Yogi Berra Dies But in Baseball Encyclopedia and Bartlett’s Familiar Quotations He Lives On

Yogi Berra AP

The man who played in more World Series games and said more of the familiar quotations in Bartlett’s than any other baseball player died on Tuesday.

Yogi Berra, catcher, outfielder, manager, inspiration for an animated, anthropomorphic bear, World War II veteran, son of Italian immigrants, loyal husband, devoted father, and wordsmith, passed away precisely 69 years since his debut in the majors. He was 90.

“You can observe a lot by watching,” “It gets late early out there,” “When you come to a fork in the road, take it,” and “It ain’t over ’til it’s over” read as a few of the oft-said tautologies, contradictions, and dull witticisms first said by the New York Yankees great. The quotable catcher affirmed the authenticity of the sayings in characteristic style by confessing, “I really didn’t say everything I said.”

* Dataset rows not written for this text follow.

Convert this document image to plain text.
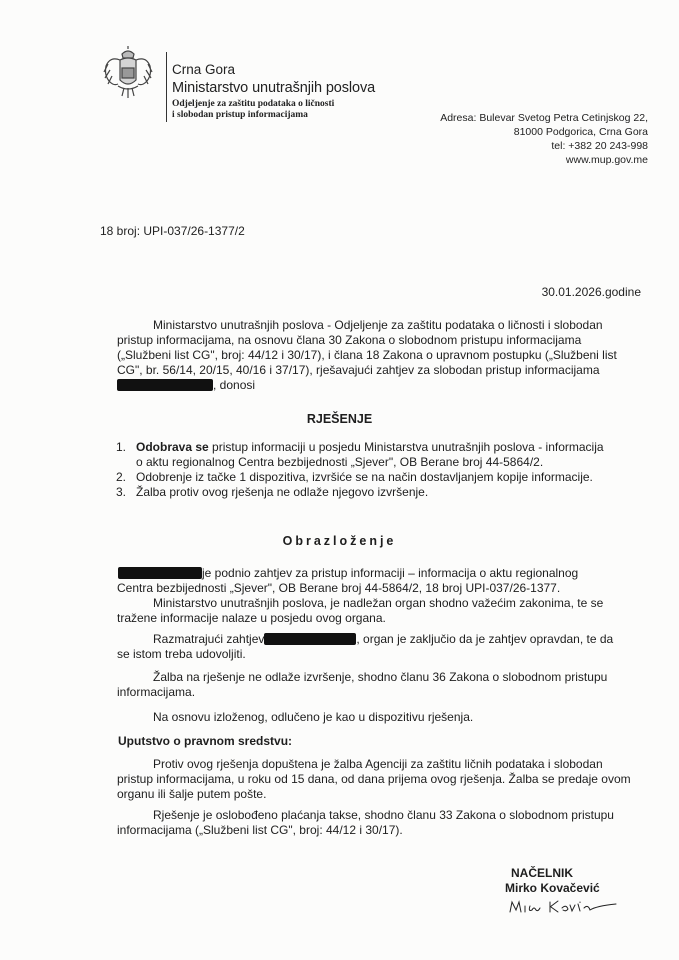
Crna Gora
Ministarstvo unutrašnjih poslova
Odjeljenje za zaštitu podataka o ličnosti
i slobodan pristup informacijama	Adresa: Bulevar Svetog Petra Cetinjskog 22,
81000 Podgorica, Crna Gora
tel: +382 20 243-998
www.mup.gov.me
18 broj: UPI-037/26-1377/2
30.01.2026.godine
Ministarstvo unutrašnjih poslova - Odjeljenje za zaštitu podataka o ličnosti i slobodan
pristup informacijama, na osnovu člana 30 Zakona o slobodnom pristupu informacijama
(„Službeni list CG", broj: 44/12 i 30/17), i člana 18 Zakona o upravnom postupku („Službeni list
CG", br. 56/14, 20/15, 40/16 i 37/17), rješavajući zahtjev za slobodan pristup informacijama
, donosi
RJEŠENJE
1. Odobrava se pristup informaciji u posjedu Ministarstva unutrašnjih poslova - informacija
o aktu regionalnog Centra bezbijednosti „Sjever", OB Berane broj 44-5864/2.
2. Odobrenje iz tačke 1 dispozitiva, izvršiće se na način dostavljanjem kopije informacije.
3. Žalba protiv ovog rješenja ne odlaže njegovo izvršenje.
Obrazloženje
je podnio zahtjev za pristup informaciji – informacija o aktu regionalnog
Centra bezbijednosti „Sjever", OB Berane broj 44-5864/2, 18 broj UPI-037/26-1377.
Ministarstvo unutrašnjih poslova, je nadležan organ shodno važećim zakonima, te se
tražene informacije nalaze u posjedu ovog organa.
Razmatrajući zahtjev	, organ je zaključio da je zahtjev opravdan, te da
se istom treba udovoljiti.
Žalba na rješenje ne odlaže izvršenje, shodno članu 36 Zakona o slobodnom pristupu
informacijama.
Na osnovu izloženog, odlučeno je kao u dispozitivu rješenja.
Uputstvo o pravnom sredstvu:
Protiv ovog rješenja dopuštena je žalba Agenciji za zaštitu ličnih podataka i slobodan
pristup informacijama, u roku od 15 dana, od dana prijema ovog rješenja. Žalba se predaje ovom
organu ili šalje putem pošte.
Rješenje je oslobođeno plaćanja takse, shodno članu 33 Zakona o slobodnom pristupu
informacijama („Službeni list CG", broj: 44/12 i 30/17).
NAČELNIK
Mirko Kovačević
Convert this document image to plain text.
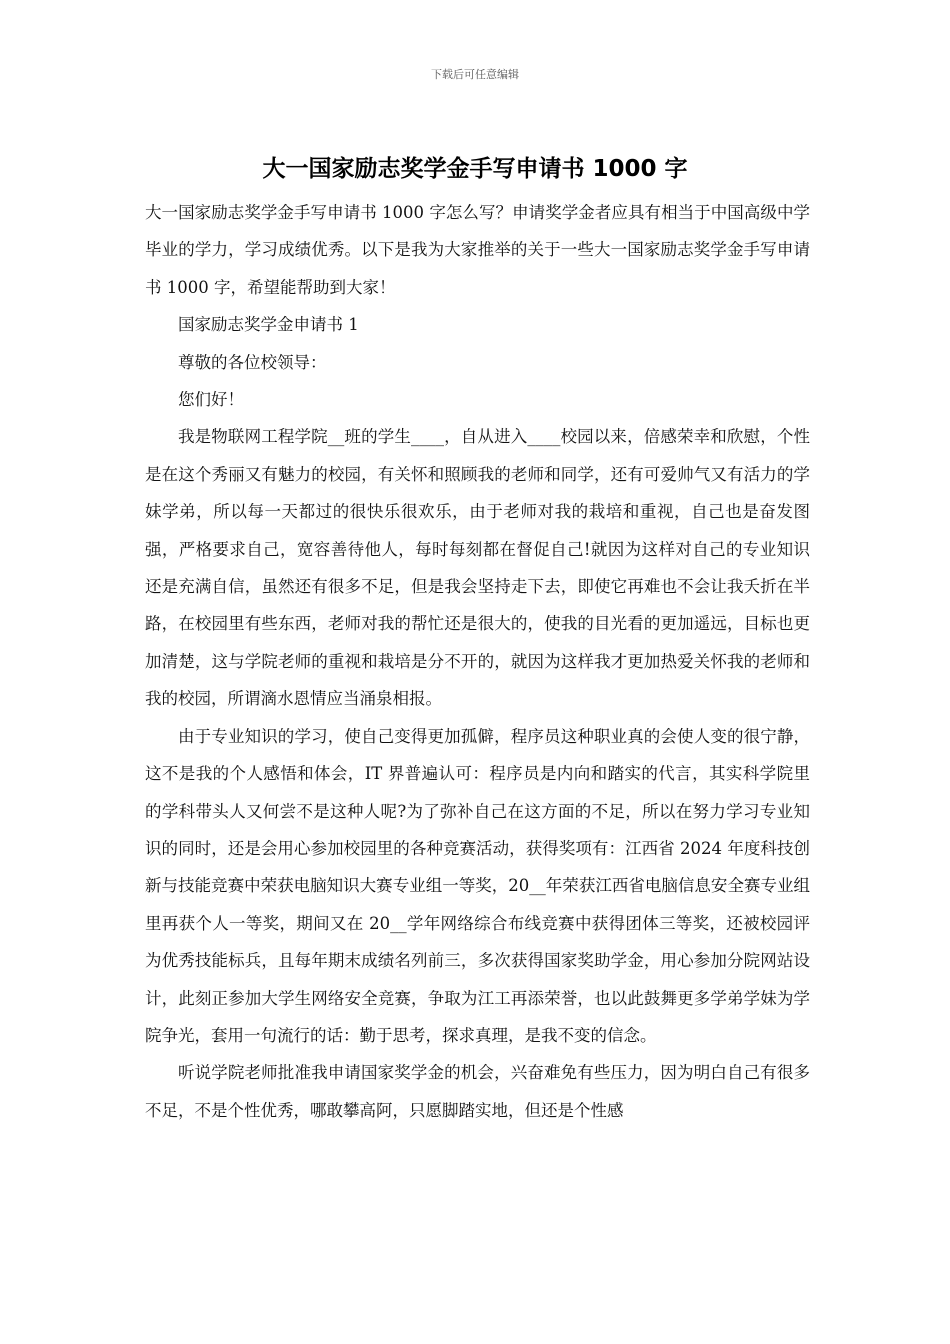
下载后可任意编辑
大一国家励志奖学金手写申请书 1000 字

大一国家励志奖学金手写申请书 1000 字怎么写？申请奖学金者应具有相当于中国高级中学毕业的学力，学习成绩优秀。以下是我为大家推举的关于一些大一国家励志奖学金手写申请书 1000 字，希望能帮助到大家！

国家励志奖学金申请书 1

尊敬的各位校领导：

您们好！

我是物联网工程学院__班的学生____，自从进入____校园以来，倍感荣幸和欣慰，个性是在这个秀丽又有魅力的校园，有关怀和照顾我的老师和同学，还有可爱帅气又有活力的学妹学弟，所以每一天都过的很快乐很欢乐，由于老师对我的栽培和重视，自己也是奋发图强，严格要求自己，宽容善待他人，每时每刻都在督促自己!就因为这样对自己的专业知识还是充满自信，虽然还有很多不足，但是我会坚持走下去，即使它再难也不会让我夭折在半路，在校园里有些东西，老师对我的帮忙还是很大的，使我的目光看的更加遥远，目标也更加清楚，这与学院老师的重视和栽培是分不开的，就因为这样我才更加热爱关怀我的老师和我的校园，所谓滴水恩情应当涌泉相报。

由于专业知识的学习，使自己变得更加孤僻，程序员这种职业真的会使人变的很宁静，这不是我的个人感悟和体会，IT 界普遍认可：程序员是内向和踏实的代言，其实科学院里的学科带头人又何尝不是这种人呢?为了弥补自己在这方面的不足，所以在努力学习专业知识的同时，还是会用心参加校园里的各种竞赛活动，获得奖项有：江西省 2024 年度科技创新与技能竞赛中荣获电脑知识大赛专业组一等奖，20__年荣获江西省电脑信息安全赛专业组里再获个人一等奖，期间又在 20__学年网络综合布线竞赛中获得团体三等奖，还被校园评为优秀技能标兵，且每年期末成绩名列前三，多次获得国家奖助学金，用心参加分院网站设计，此刻正参加大学生网络安全竞赛，争取为江工再添荣誉，也以此鼓舞更多学弟学妹为学院争光，套用一句流行的话：勤于思考，探求真理，是我不变的信念。

听说学院老师批准我申请国家奖学金的机会，兴奋难免有些压力，因为明白自己有很多不足，不是个性优秀，哪敢攀高阿，只愿脚踏实地，但还是个性感
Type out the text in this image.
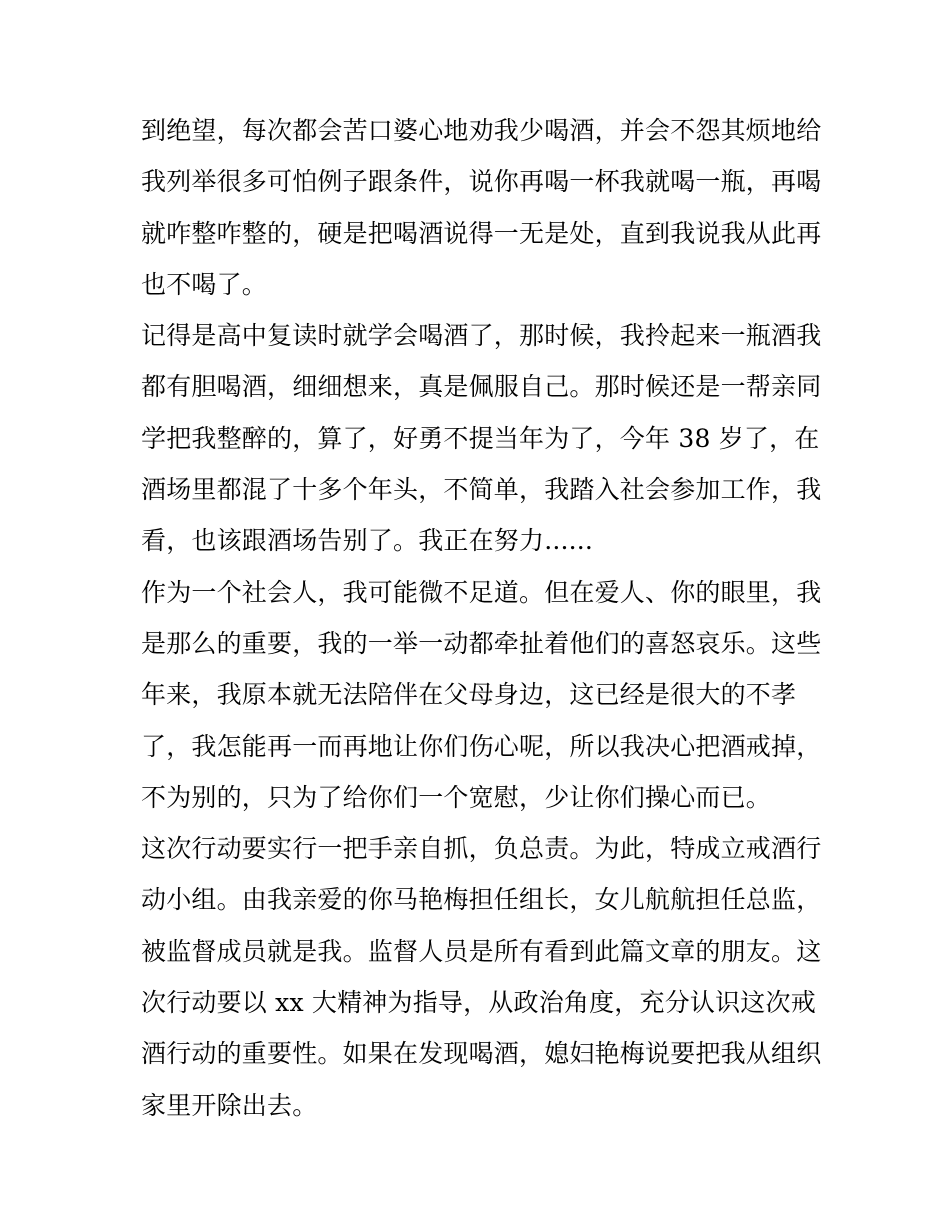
到绝望，每次都会苦口婆心地劝我少喝酒，并会不怨其烦地给
我列举很多可怕例子跟条件，说你再喝一杯我就喝一瓶，再喝
就咋整咋整的，硬是把喝酒说得一无是处，直到我说我从此再
也不喝了。

记得是高中复读时就学会喝酒了，那时候，我拎起来一瓶酒我
都有胆喝酒，细细想来，真是佩服自己。那时候还是一帮亲同
学把我整醉的，算了，好勇不提当年为了，今年 38 岁了，在
酒场里都混了十多个年头，不简单，我踏入社会参加工作，我
看，也该跟酒场告别了。我正在努力......

作为一个社会人，我可能微不足道。但在爱人、你的眼里，我
是那么的重要，我的一举一动都牵扯着他们的喜怒哀乐。这些
年来，我原本就无法陪伴在父母身边，这已经是很大的不孝
了，我怎能再一而再地让你们伤心呢，所以我决心把酒戒掉，
不为别的，只为了给你们一个宽慰，少让你们操心而已。

这次行动要实行一把手亲自抓，负总责。为此，特成立戒酒行
动小组。由我亲爱的你马艳梅担任组长，女儿航航担任总监，
被监督成员就是我。监督人员是所有看到此篇文章的朋友。这
次行动要以 xx 大精神为指导，从政治角度，充分认识这次戒
酒行动的重要性。如果在发现喝酒，媳妇艳梅说要把我从组织
家里开除出去。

As usual, his words expressed one thing but the style in which he said them rebutted the to-the-letter message. His face provided a more literal translation of the fun soul underneath. Validating the pastime of physiognomists, Yogi Berra looked like baseball. He talked as though controlled by a ventriloquist who wrote fortune-cookie messages to pass the time during hangovers.

He spoke more eloquently if less memorably beside and behind the plate. Berra played in 14 World Series, emerging victorious in 10 of them. He won three MVP awards. Due to his career overlapping MLB’s brief and bizarre mania for two annual mid-summer classics, Berra played in more All-Star games than full seasons. Cooperstown accepted him into the Hall of Fame in 1972 and he joined Phil Rizzuto, Elston Howard, Joe DiMaggio, Mickey Mantle, and other teammates in Monument Park in 1988. Now he joins them in the stadium in the sky, making it “deja vu all over again” for Yankees fans mourning the loss of a legend.

After serving on the USS Bayfield off the coast of France during “the longest day,” Berra put in a long day’s work 117 times in the majors by catching both ends of double-headers. Playing left field, he watched the most famous longball in World Series history sail over his head when Bill Mazeroski homered to break a stalemate in the bottom of the ninth of 1960’s Game Seven. Berra remains the only man to catch a perfect game in the World Series, famously jumping onto Don Larsen after a 1956 Game Five win.

The eighth-grade dropout leaves behind a Yogi Berra Museum and Learning Center, three sons, and many Yogi-isms, the most relevant of which, at least in the immediate wake of the player’s passing, instructs: “You should always go to other people’s funerals, otherwise, they won’t come to yours.”